Théo examina le boîtier du groupe de cryostats. Pas étonnant que Jiggs ait eu des difficultés à le réparer : il l’avait fait en partant du mauvais port d’accès. Le panneau derrière lequel il avait travaillé était toujours ouvert, mais les potentiomètres que Jiggs devait bidouiller étaient cachés derrière un autre panneau.

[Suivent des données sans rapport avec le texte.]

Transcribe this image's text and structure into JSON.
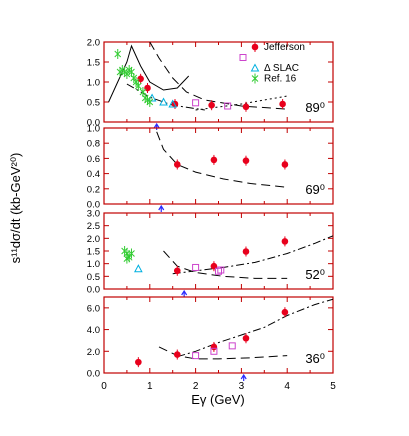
{
  "figure": {
    "ylabel": "s¹¹dσ/dt  (kb-GeV²⁰)",
    "xlabel": "Eγ (GeV)",
    "x_ticks": [
      "0",
      "1",
      "2",
      "3",
      "4",
      "5"
    ],
    "legend": [
      {
        "label": "Jefferson",
        "marker": "filled-circle",
        "color": "#e8001c"
      },
      {
        "label": "SLAC",
        "marker": "open-square",
        "color": "#cc44cc"
      },
      {
        "label": "Δ SLAC",
        "marker": "open-triangle",
        "color": "#00b0e0"
      },
      {
        "label": "Ref. 16",
        "marker": "cross",
        "color": "#33cc33"
      }
    ],
    "colors": {
      "frame": "#c00000",
      "arrow": "#2b2bff",
      "curve": "#000000"
    }
  },
  "chart_data": [
    {
      "type": "scatter",
      "panel_label": "89⁰",
      "xlim": [
        0,
        5
      ],
      "ylim": [
        0,
        2.0
      ],
      "y_ticks": [
        "0.0",
        "0.5",
        "1.0",
        "1.5",
        "2.0"
      ],
      "arrow_x": 1.15,
      "series": [
        {
          "name": "Jefferson",
          "marker": "filled-circle",
          "color": "#e8001c",
          "points": [
            [
              0.8,
              1.08
            ],
            [
              0.95,
              0.85
            ],
            [
              1.55,
              0.45
            ],
            [
              2.35,
              0.42
            ],
            [
              3.1,
              0.38
            ],
            [
              3.9,
              0.45
            ]
          ]
        },
        {
          "name": "SLAC",
          "marker": "open-square",
          "color": "#cc44cc",
          "points": [
            [
              2.0,
              0.48
            ],
            [
              2.7,
              0.4
            ]
          ]
        },
        {
          "name": "Δ SLAC",
          "marker": "open-triangle",
          "color": "#00b0e0",
          "points": [
            [
              1.05,
              0.6
            ],
            [
              1.3,
              0.5
            ],
            [
              1.5,
              0.45
            ]
          ]
        },
        {
          "name": "Ref. 16",
          "marker": "cross",
          "color": "#33cc33",
          "points": [
            [
              0.3,
              1.7
            ],
            [
              0.35,
              1.25
            ],
            [
              0.4,
              1.3
            ],
            [
              0.45,
              1.25
            ],
            [
              0.5,
              1.2
            ],
            [
              0.55,
              1.3
            ],
            [
              0.6,
              1.25
            ],
            [
              0.65,
              1.1
            ],
            [
              0.7,
              1.0
            ],
            [
              0.75,
              0.9
            ],
            [
              0.85,
              0.75
            ],
            [
              0.9,
              0.6
            ],
            [
              0.95,
              0.55
            ],
            [
              1.0,
              0.5
            ]
          ]
        }
      ],
      "curves": [
        {
          "style": "solid",
          "points": [
            [
              0.1,
              0.5
            ],
            [
              0.3,
              1.0
            ],
            [
              0.5,
              1.5
            ],
            [
              0.6,
              1.9
            ],
            [
              0.8,
              1.4
            ],
            [
              1.0,
              1.0
            ],
            [
              1.3,
              0.8
            ],
            [
              1.6,
              0.85
            ],
            [
              1.85,
              1.15
            ]
          ]
        },
        {
          "style": "dashed",
          "points": [
            [
              1.0,
              2.0
            ],
            [
              1.2,
              1.6
            ],
            [
              1.5,
              1.1
            ],
            [
              1.8,
              0.75
            ],
            [
              2.2,
              0.55
            ],
            [
              3.0,
              0.4
            ],
            [
              4.0,
              0.32
            ]
          ]
        },
        {
          "style": "dotted",
          "points": [
            [
              2.0,
              0.3
            ],
            [
              3.0,
              0.45
            ],
            [
              4.0,
              0.65
            ]
          ]
        },
        {
          "style": "dashdot",
          "points": [
            [
              0.5,
              0.95
            ],
            [
              1.0,
              0.62
            ],
            [
              1.5,
              0.42
            ],
            [
              2.2,
              0.3
            ]
          ]
        }
      ]
    },
    {
      "type": "scatter",
      "panel_label": "69⁰",
      "xlim": [
        0,
        5
      ],
      "ylim": [
        0,
        1.0
      ],
      "y_ticks": [
        "0.0",
        "0.2",
        "0.4",
        "0.6",
        "0.8",
        "1.0"
      ],
      "arrow_x": 1.25,
      "series": [
        {
          "name": "Jefferson",
          "marker": "filled-circle",
          "color": "#e8001c",
          "points": [
            [
              1.6,
              0.52
            ],
            [
              2.4,
              0.58
            ],
            [
              3.1,
              0.57
            ],
            [
              3.95,
              0.52
            ]
          ]
        }
      ],
      "curves": [
        {
          "style": "dashed",
          "points": [
            [
              1.15,
              0.95
            ],
            [
              1.3,
              0.72
            ],
            [
              1.6,
              0.52
            ],
            [
              2.0,
              0.42
            ],
            [
              2.6,
              0.33
            ],
            [
              3.2,
              0.27
            ],
            [
              4.0,
              0.22
            ]
          ]
        }
      ]
    },
    {
      "type": "scatter",
      "panel_label": "52⁰",
      "xlim": [
        0,
        5
      ],
      "ylim": [
        0,
        3.0
      ],
      "y_ticks": [
        "0.0",
        "0.5",
        "1.0",
        "1.5",
        "2.0",
        "2.5",
        "3.0"
      ],
      "arrow_x": 1.75,
      "series": [
        {
          "name": "Jefferson",
          "marker": "filled-circle",
          "color": "#e8001c",
          "points": [
            [
              1.6,
              0.72
            ],
            [
              2.4,
              0.9
            ],
            [
              3.1,
              1.48
            ],
            [
              3.95,
              1.88
            ]
          ]
        },
        {
          "name": "SLAC",
          "marker": "open-square",
          "color": "#cc44cc",
          "points": [
            [
              2.0,
              0.85
            ],
            [
              2.5,
              0.7
            ],
            [
              2.55,
              0.75
            ]
          ]
        },
        {
          "name": "Δ SLAC",
          "marker": "open-triangle",
          "color": "#00b0e0",
          "points": [
            [
              0.75,
              0.8
            ]
          ]
        },
        {
          "name": "Ref. 16",
          "marker": "cross",
          "color": "#33cc33",
          "points": [
            [
              0.45,
              1.5
            ],
            [
              0.5,
              1.4
            ],
            [
              0.55,
              1.25
            ],
            [
              0.6,
              1.4
            ],
            [
              0.5,
              1.2
            ]
          ]
        }
      ],
      "curves": [
        {
          "style": "dashed",
          "points": [
            [
              1.3,
              1.5
            ],
            [
              1.6,
              0.9
            ],
            [
              2.0,
              0.65
            ],
            [
              2.6,
              0.5
            ],
            [
              3.3,
              0.42
            ],
            [
              4.0,
              0.42
            ]
          ]
        },
        {
          "style": "dashdot",
          "points": [
            [
              1.5,
              0.6
            ],
            [
              2.0,
              0.72
            ],
            [
              2.6,
              0.85
            ],
            [
              3.3,
              1.05
            ],
            [
              4.0,
              1.4
            ],
            [
              4.6,
              1.8
            ],
            [
              5.0,
              2.1
            ]
          ]
        }
      ]
    },
    {
      "type": "scatter",
      "panel_label": "36⁰",
      "xlim": [
        0,
        5
      ],
      "ylim": [
        0,
        7.0
      ],
      "y_ticks": [
        "0.0",
        "2.0",
        "4.0",
        "6.0"
      ],
      "arrow_x": 3.05,
      "series": [
        {
          "name": "Jefferson",
          "marker": "filled-circle",
          "color": "#e8001c",
          "points": [
            [
              0.75,
              1.0
            ],
            [
              1.6,
              1.7
            ],
            [
              2.4,
              2.4
            ],
            [
              3.1,
              3.2
            ],
            [
              3.95,
              5.6
            ]
          ]
        },
        {
          "name": "SLAC",
          "marker": "open-square",
          "color": "#cc44cc",
          "points": [
            [
              2.0,
              1.6
            ],
            [
              2.4,
              2.0
            ],
            [
              2.8,
              2.5
            ]
          ]
        }
      ],
      "curves": [
        {
          "style": "dashed",
          "points": [
            [
              1.2,
              2.4
            ],
            [
              1.6,
              1.6
            ],
            [
              2.0,
              1.3
            ],
            [
              2.5,
              1.3
            ],
            [
              3.2,
              1.4
            ],
            [
              4.0,
              1.6
            ]
          ]
        },
        {
          "style": "dashdot",
          "points": [
            [
              1.6,
              1.5
            ],
            [
              2.0,
              2.0
            ],
            [
              2.5,
              2.8
            ],
            [
              3.0,
              3.5
            ],
            [
              3.5,
              4.2
            ],
            [
              4.0,
              5.3
            ],
            [
              4.6,
              6.3
            ],
            [
              5.0,
              6.8
            ]
          ]
        }
      ]
    }
  ]
}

Théo essaya d’ouvrir la porte qui lui aurait permis d’atteindre les bonnes commandes, mais rien ne bougea. Comme la porte était restée inutilisée des années dans cette atmosphère humide, la corrosion avait apparemment scellé le battant. Il fouilla dans sa boîte à outils à la recherche de quelque chose pour le forcer, mais il n’y avait là que quelques tournevis inappropriés pour ce genre de tâche. Il lui aurait fallu un pied-de-biche, ou son équivalent. Il jura en grec. Il pouvait retourner à la zone d’embarquement avec le monorail et y trouver l’outil qui convenait, mais l’opération lui semblait constituer une perte de temps ridicule. Il y avait certainement un objet dans ce tunnel qui ferait l’affaire. Il regarda en arrière. Sur les dernières centaines de mètres parcourues, il n’avait rien remarqué de ce genre, mais il était vrai qu’il n’avait pas non plus cherché. Et puis, il lui paraissait plus logique de continuer à avancer, au moins sur une courte distance. Il aurait peut-être de la chance.